Это была новая, вполне платоническая эра нашей любви, двух свободных людей, не сцепленных общим ведением хозяйства и постелью. Мы были благодарны друг другу за то, что удержались, не сказали непоправимых слов и не разбежались бесповоротно. А была тысяча поводов и причин. Я ответила однажды в каком-то интервью, что нас крепче всего связывало ударение в слове «творог», мы терпеть не могли, когда говорят «тво́рох». Потому мы и не разошлись. Дима Быков опубликовал это мое признание, хотя это шутка, конечно, но в ней намек, и Быкову, как поэту и журналисту, пришлось по вкусу такое объяснение родства душ: оно в глубинах языка и интонаций.
Мы не были самой счастливой на свете семейной парой. То есть — были, но недолго и всегда — не дома, где-то в разъездах, в Репино, в Болшево, в киноэкспедициях, в поезде «Красная стрела», в самолетах, в машине, в деревне… Пожалуй, много наберется путешествий. Но главное — я ведь могла ему любой черновик показать. Пусть не понравится, пусть отругает — но могла! И он спешил показать любой матерьял, хоть с дублями, прямо в монтажной, то, что никому не показывают. Потому что пока он учился на режиссера, мы вместе «делали уроки», это была круглосуточная жизнь вдвоем, что для любви не очень полезно. Мы транжирили наше счастье, не экономили. И при всей откровенности — не всё могли друг другу сказать. Когда наступило время усталости, мелких обид и раздражения, мы, как последние идиоты, долгими бессонными ночами «выясняли отношения». И всегда не умели сказать самого главного, ну как дети, когда не умеют объяснить, где болит. Илья был обидчив и ревнив, по пустякам — вздорно и несправедливо. Когда же наступили действительно другие времена, и я уехала, и у меня начался роман, а потом и у него — мы обходили эти темы стороной, никогда не задали друг другу прямых вопросов, не застали врасплох. Можно сказать, что прятали голову под крыло, но скорее — интуитивно оберегали то, что осталось. Боялись потерять друг друга совсем.

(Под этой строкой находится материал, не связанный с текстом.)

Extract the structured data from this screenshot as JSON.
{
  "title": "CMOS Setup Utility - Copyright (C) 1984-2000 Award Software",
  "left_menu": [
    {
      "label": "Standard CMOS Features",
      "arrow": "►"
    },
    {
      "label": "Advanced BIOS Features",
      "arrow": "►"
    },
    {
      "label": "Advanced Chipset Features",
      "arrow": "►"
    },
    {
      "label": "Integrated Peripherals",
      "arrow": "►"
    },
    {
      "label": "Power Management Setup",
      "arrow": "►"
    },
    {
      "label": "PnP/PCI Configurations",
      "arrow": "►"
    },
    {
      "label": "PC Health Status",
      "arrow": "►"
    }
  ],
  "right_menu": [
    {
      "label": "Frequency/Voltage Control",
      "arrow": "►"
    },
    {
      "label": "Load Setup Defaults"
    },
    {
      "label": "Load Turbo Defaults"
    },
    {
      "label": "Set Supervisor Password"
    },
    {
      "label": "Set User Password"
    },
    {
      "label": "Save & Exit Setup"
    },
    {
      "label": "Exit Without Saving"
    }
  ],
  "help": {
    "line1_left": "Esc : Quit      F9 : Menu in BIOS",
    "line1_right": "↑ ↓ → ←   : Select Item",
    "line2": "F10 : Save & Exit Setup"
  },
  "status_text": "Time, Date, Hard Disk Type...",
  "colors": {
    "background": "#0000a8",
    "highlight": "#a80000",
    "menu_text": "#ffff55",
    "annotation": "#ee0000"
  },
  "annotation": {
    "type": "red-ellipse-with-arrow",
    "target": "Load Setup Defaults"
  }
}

Так и во время болезни. Мы начали разговор с этой тяжелой темы. Каждый раз я ехала в клинику и тряслась — вдруг он прямо спросит: «У меня рак?» Но он ни разу не спросил. Хотя в конце, видимо, уже понимал, не мог не понимать. Но это слово ни разу не было произнесено. Чтобы мне не надо было отвечать. «Ну тебе со мной и досталось, — сказал он как-то перед Новым годом, когда еще мог говорить. — Такой неудачный муж попался…» Что на это надо ответить? «Удачный, удачный!» — и тогда я прекрасно знала, что надо ответить, но могла только выбежать из палаты и заплакать. Мы многого друг другу не сказали. Оставляли на потом. Вот это «потом» длится уже семнадцать лет, и я все говорю, говорю, оправдываюсь…
Однажды, в одном сценарии, который так и не был поставлен, нужно было написать монолог о любви, Илья требовал, чтобы я написала. Я уклонялась, потому что это очень трудно, невозможно, никогда не получается — выразить любовь словами. В стихах — да, но стихи с экрана плохо звучат. Он это понял еще на картине «Степень риска», там у него Смоктуновский читал в больничной палате Пастернака — «Быть знаменитым некрасиво». Я сказала: «Сам напиши!» Он мучился, рвал черновики. Потом устал, включил приемник. Это было в деревне Комкино, на Шлинском озере. В тот вечер по радио объявили, что умер Владимир Высоцкий. Почему-то это не было большим потрясением. Как будто этого можно было ждать каждый день. Мы стали вспоминать его песни и его жизнь. «Год за три, как на войне». На самом деле, его короткая жизнь так много вместила, он всегда спешил и так много успел. «Год за три». Илья тоже мечтал о такой плотности жизни, очень боялся «пережить свое время». Вот только бы поставить «Белую гвардию», и все, и — «привет вам, птицы!» Это была его любимая присказка.
«Папаня» и «Коза»
Это было в Ленинграде летом 1966 года, когда мой муж, Илья Авербах, учился на режиссерских курсах, так называемых «козинцевских» — удивительных курсах, созданных при студии «Ленфильм». Григорий Михайлович Козинцев был единственным верховным авторитетом. Ученики тоже были неслабые. Все с высшим образованием и уже поменявшие свои профессии на рискованную жизнь в кино. Илья, например, бросил медицину и окончил в Москве сценарные курсы. Кино любил фанатично и знал все, что тогда было доступно. Два московских года прошли в просмотрах запрещенных картин и разговорах о кино. Пора было самому снимать что-нибудь гениальное. И вот пришло время первой курсовой работы.